CAB Member Profile: Rev. Roy Powell

Powell Edited
Rev. Roy Powell speaking at a CAB meeting.

The Sentinel Surveillance to Monitor Progress toward Health Equity project aims to develop and implement a surveillance system to capture the information necessary to monitor progress towards health equity for health disparate populations. One key element of this project is the engagement of community members through a Community Advisory Board (CAB). Recently, Reverend Roy Powell, a community leader, business owner, and member of the CAB, shared a little about his experiences of participating in a research project for the first time.

Tell us a little bit about yourself and your background.

I was born and reared in the Trinity Gardens community here in Mobile. I graduated high school from what was then Trinity Garden’s High school and went to Grambling on a music scholarship. After graduation, I came home, got married and had my children. Spent my working life at International paper and now own a clothing store on Spring Hill Avenue.

I now live in Crichton just ten blocks from where I was born and I love this community. I enjoy the outdoors so I’m always outside and see what’s happening.  I started planting trees and became known as the tree man. This led to my neighbors asking me to take on leadership in our block association to help make improvements in the community.

How did you become involved with the Community Advisory Board for the Sentinel Surveillance Project?

My introduction to the CAB was through Andrea Hudson [former research assistant with the Sentinel Surveillance Project]. I knew her through my work with the community organization I’m a part of. She also went to high school with my oldest daughter. From that relationship, I learned what the project was about and want to be a part of it.

Why did you decide to become part of the CAB?

As I said, my work in the community motivated me to be a part of the CAB. This is a valuable little community and has a lot of potential. So after getting involved and hearing the goals and seeing the investment in the community, I wanted to be a part of it. The greatest asset in a community is the people. And with this project, I saw concern for the people; a genuine desire to help the community.

Give us a few highlights of your time as a CAB member. Is there any one memory that stands out?

The most interesting experience was the Community Campus Partnership conference held in New Orleans in 2016. Our team went to present the experience and represent the larger community. People at that conference were from all over the United States and Canada. Their response was very encouraging. They were interested in what we were doing even though they had their own projects and work.

What community needs are you most concerned about?

Health needs. I’m avid about health. I run across so many people — some who are not as old as I am –whose health is not up to par.
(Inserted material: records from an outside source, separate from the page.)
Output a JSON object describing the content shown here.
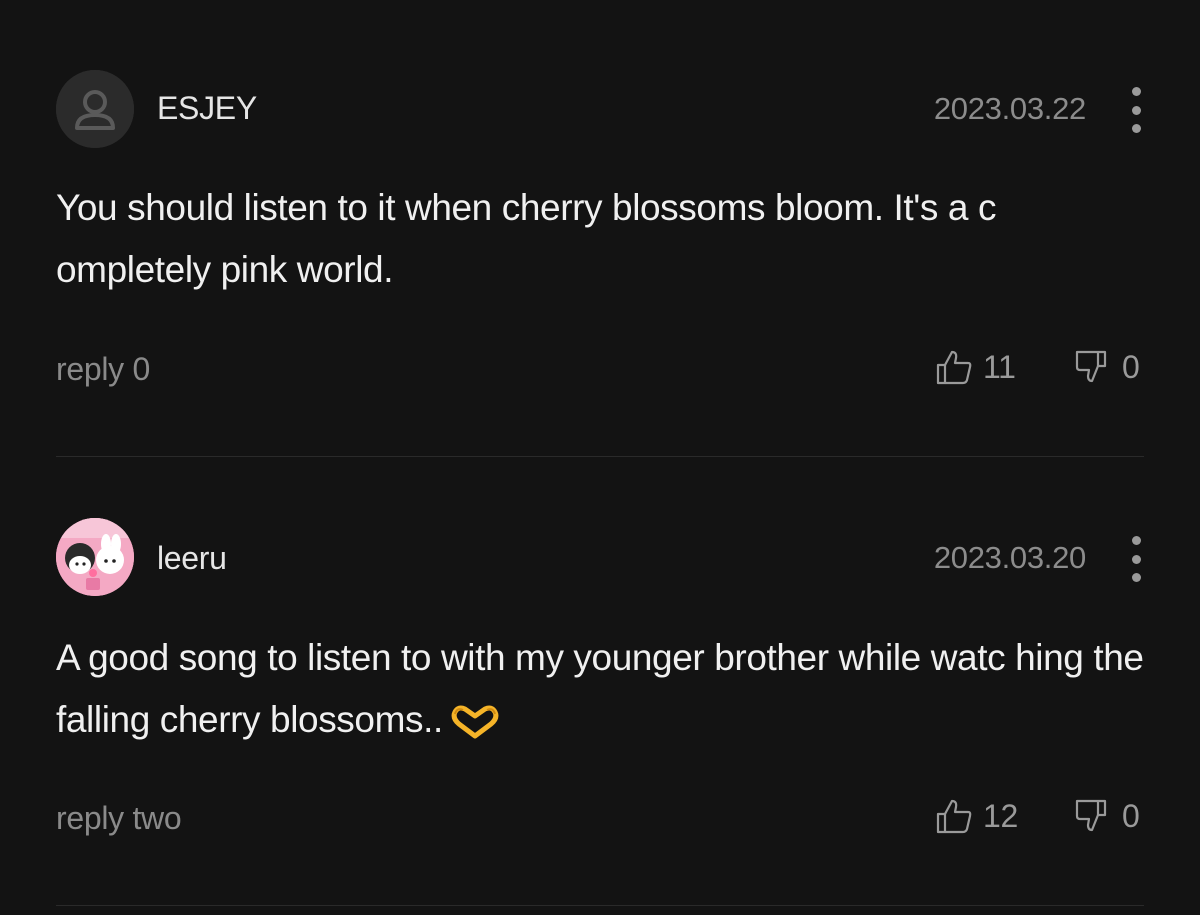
{
  "comments": [
    {
      "username": "ESJEY",
      "date": "2023.03.22",
      "avatar": "default-user-icon",
      "body": "You should listen to it when cherry blossoms bloom. It's a c ompletely pink world.",
      "reply": "reply 0",
      "likes": "11",
      "dislikes": "0"
    },
    {
      "username": "leeru",
      "date": "2023.03.20",
      "avatar": "character-avatar-pink",
      "body": "A good song to listen to with my younger brother while watc hing the falling cherry blossoms..",
      "emoji": "heart-hands-emoji",
      "reply": "reply two",
      "likes": "12",
      "dislikes": "0"
    }
  ],
  "colors": {
    "background": "#131313",
    "text": "#f0f0f0",
    "muted": "#8a8a8a",
    "divider": "#2a2a2a",
    "avatar_bg": "#2b2b2b",
    "emoji": "#f5b428"
  }
}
And, people are the most valuable part of a community. It’s not the buildings or anything else. It’s the people. So, health awareness is probably the greatest need.

How do you see the sentinel surveillance project addressing these issues in the community?

I believe knowledge is power. I know that’s an old adage but it’s true. I believe that knowing better will help the community do better. Just make a few people aware and maybe we can get people living better health wise. Once the research is presented, it can’t help but make a difference.

My hope is that by sharing this information young people will take notice and advocate in their homes, schools in the environment to do better.

Have you ever been involved in research before, if so how is this similar or different?

No. This is my first experience with research.

What have you learned about research through this process?

I learned you can determine the needs of people in the community by simply asking. It usually takes effort for people to get the assistance but if they are not aware of what’s available they can never get it. I didn’t know how we could reach the population in this community but this research really can help when it’s disseminated.

Has the experience changed the way you consider or approach research in other areas of your life?

I haven’t seen research as a part of life. I never realized how great a part research could play in meeting the needs of the community.  Before, I always considered research to be pointless. But now I see that the information gained will help be beneficial.

Would you encourage others people in your life to participate in or be a part of leading/shaping research projects as a result of your involvement with Sentinel Surveillance?

I would definitely. It has been a source of enlightenment for me.  I just want to encourage the group to keep working and press forward.